Il ministro dello sviluppo economico Stefano Patuanelli (M5S) è intervenuto ai microfoni della trasmissione “L’Italia s’è desta”, condotta dal direttore Gianluca Fabi, Matteo Torrioli e Daniel Moretti su Radio Cusano Campus, emittente dell’Università Niccolò Cusano.

 

Sul piano di transizione 4.0. “Abbiamo fatto valutazioni rispetto a tutto il piano 4.0 che è stato molto utile alle nostre imprese, che però i dati 2018-19 ci mostravano in flessione rispetto agli investimenti –ha spiegato Patuanelli-. Quando si chiede alle aziende di rinnovare i macchinari, poi l’impresa non ha più modo di investire su altro. Noi abbiamo ragionato su come rilanciare gli investimenti 4.0, lo abbiamo fatto con 7 miliardi e con il credito d’imposta. Anche chi non ha utili può accedervi e anche le imprese che sono in regime forfettario. E’ una questione che ci consente di allargare del 40% la platea verso le piccole imprese. E’ stato molto importante il metodo. Dal primo giorno ho cominciato a dialogare con tutte le associazioni di categoria per trovare una soluzione che fosse condivisa con tutti gli interessati. Quando si parla di impresa bisogna parlare prima con gli imprenditori. Ne emerso un lavoro che credo sia stato ben accolto da tutto il settore produttivo. Da un lato è vero che c’è un po’ di volontà conservatrice in alcuni settori in particolare, però in realtà dagli incontri fatti con gli imprenditori ho visto una grande volontà di innovare anche da parte del piccolo imprenditore.
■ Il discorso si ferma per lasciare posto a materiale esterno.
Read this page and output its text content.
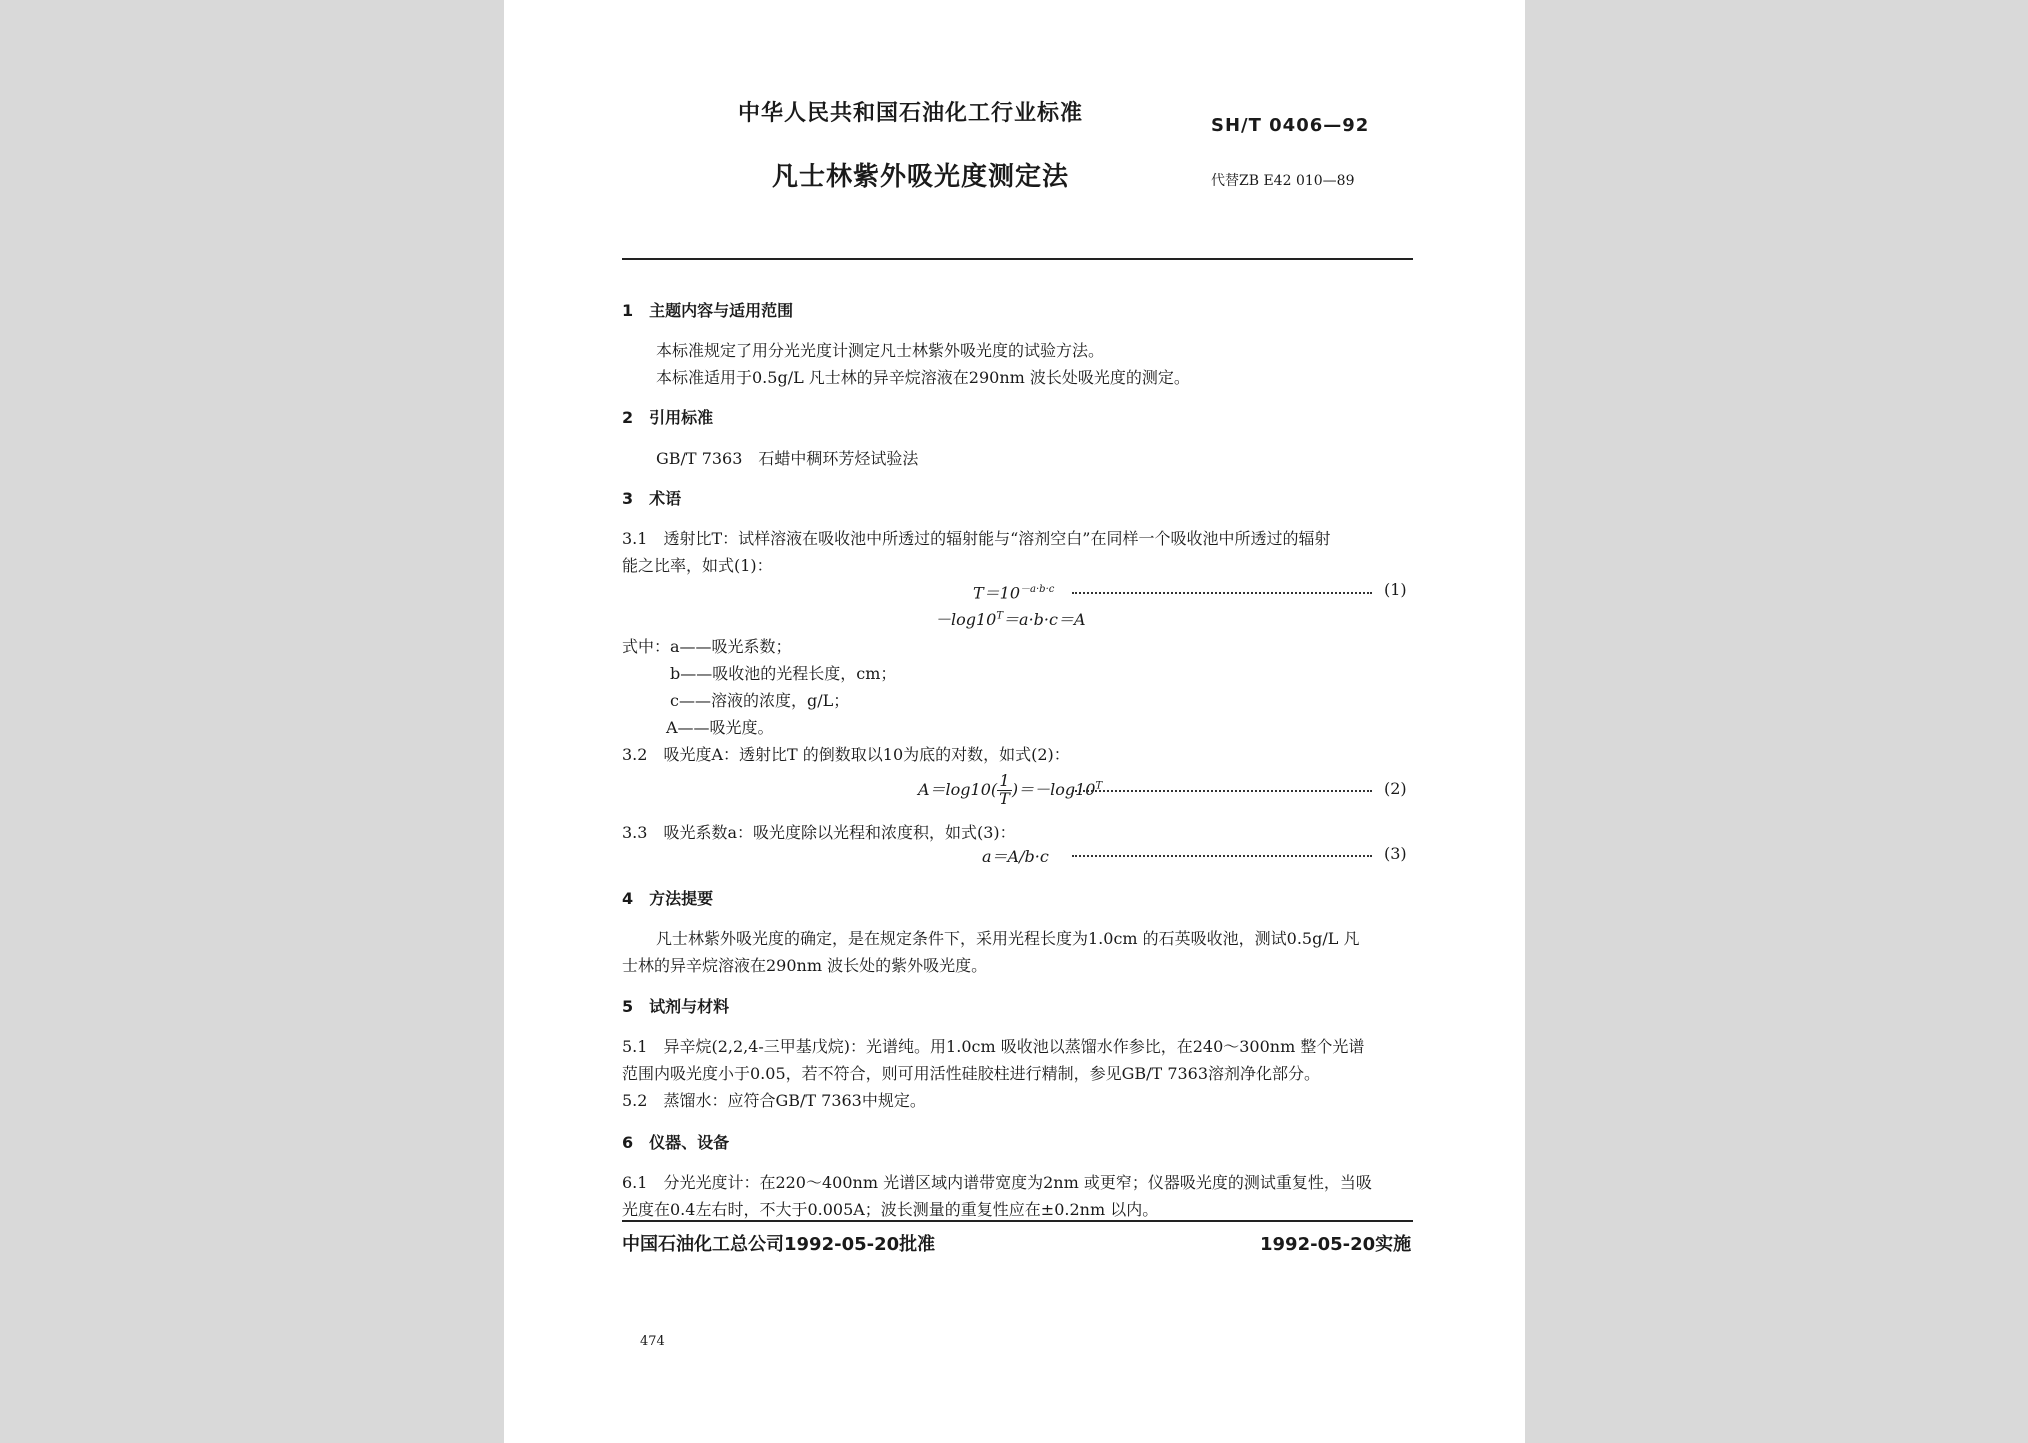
中华人民共和国石油化工行业标准	SH/T 0406—92
凡士林紫外吸光度测定法	代替ZB E42 010—89
1　主题内容与适用范围
本标准规定了用分光光度计测定凡士林紫外吸光度的试验方法。
本标准适用于0.5g/L 凡士林的异辛烷溶液在290nm 波长处吸光度的测定。
2　引用标准
GB/T 7363　石蜡中稠环芳烃试验法
3　术语
3.1　透射比T：试样溶液在吸收池中所透过的辐射能与“溶剂空白”在同样一个吸收池中所透过的辐射
能之比率，如式(1)：
$T=10^{-a\cdot b\cdot c}$	(1)
$-\log 10^T=a\cdot b\cdot c=A$
式中： a——吸光系数；
b——吸收池的光程长度，cm；
c——溶液的浓度，g/L；
A——吸光度。
3.2　吸光度A：透射比T 的倒数取以10为底的对数，如式(2)：
$A=\log 10( \frac{1}{T} )=-\log 10^T$	(2)
3.3　吸光系数a：吸光度除以光程和浓度积，如式(3)：
a＝A/b·c	(3)
4　方法提要
凡士林紫外吸光度的确定，是在规定条件下，采用光程长度为1.0cm 的石英吸收池，测试0.5g/L 凡
士林的异辛烷溶液在290nm 波长处的紫外吸光度。
5　试剂与材料
5.1　异辛烷(2,2,4-三甲基戊烷)：光谱纯。用1.0cm 吸收池以蒸馏水作参比，在240～300nm 整个光谱
范围内吸光度小于0.05，若不符合，则可用活性硅胶柱进行精制，参见GB/T 7363溶剂净化部分。
5.2　蒸馏水：应符合GB/T 7363中规定。
6　仪器、设备
6.1　分光光度计：在220～400nm 光谱区域内谱带宽度为2nm 或更窄；仪器吸光度的测试重复性，当吸
光度在0.4左右时，不大于0.005A；波长测量的重复性应在±0.2nm 以内。
中国石油化工总公司1992-05-20批准	1992-05-20实施
474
Ormai ci sono tante nuove tecnologie che arrivano, indipendentemente dal fatto che noi lo vogliamo o meno. Bisogna essere pronti a guidare l’arrivo di queste tecnologie per non subirle”.

 

Sulle difficoltà delle imprese. “C’è la necessità di investire in strumenti anti-ciclici nei settori d’impresa per ottenere quel beneficio di competitività che ti permette di andare avanti. Nel momento di difficoltà l’imprenditore sa che deve fare investimenti per restare sul mercato. Bisogna cogliere le occasioni di innovazioni perché l’innovazione porta a maggiore competitività. Il momento economico dei Paesi europei è molto complicato, non basta ovviamente parlare di nuove tecnologie, è necessario garantire alle imprese la giusta liquidità per poter investire”.

 

Chiusura Ferriera di Servola ed ex Ilva di Taranto. “La ferriera di Servola aveva una produzione decisamente inferiore rispetto a quanto può produrre l’ex Ilva di Taranto, e ci sono molti meno lavoratori, che abbiamo già deciso come ricollocare. A Taranto stiamo cercando di abbandonare il carbone, dobbiamo accelerare sul piano ambientale. Non è che stiamo abbandonando i cittadini di Taranto ad una produzione siderurgica pari a quella di 20 anni fa. Noi come governo siamo intenzionati ad investire anche direttamente in un processo di decarbonizzazione. Rispetto allo spegnimento di Afo2 vedremo cosa deciderà il tribunale del riesame. Per quanto riguarda la tutela legale non c’è alcun diritto di recesso riguardo una norma perché nessun contratto può essere vincolato al rispetto di una norma.  Il problema che ha avuto Mittal non è stato quello dello scudo, ma un problema industriale, di impossibilità non contingente di rispettare il piano. L’inadempienza non è dello Stato, ma dell’imprenditore che ha fatto male i calcoli. Cerchiamo di affrontare il problema dando anche una prospettiva al territorio, extra Ilva. Bisogna far arrivare su quei territori i tanti stanziamenti che ci sono da anni per creare un’alternativa seria a livello occupazionale”.

 

Sul caso banca Popolare di Bari. “C’è una difficoltà degli organi di vigilanza di svolgere fino in fondo il loro compito di vigilanza. Non è possibile che si presentino ciclicamente questi casi. Non si può continuare in questo modo perché poi a farne le spese sono i cittadini che investono in obbligazioni. E’ però la seconda volta, da quando il M5S è al governo, che si interviene in tempo per non creare danni ai cittadini. Va fatto un ragionamento molto serio sui controlli degli istituti di vigilanza perché è inaccettabile che si continui così”.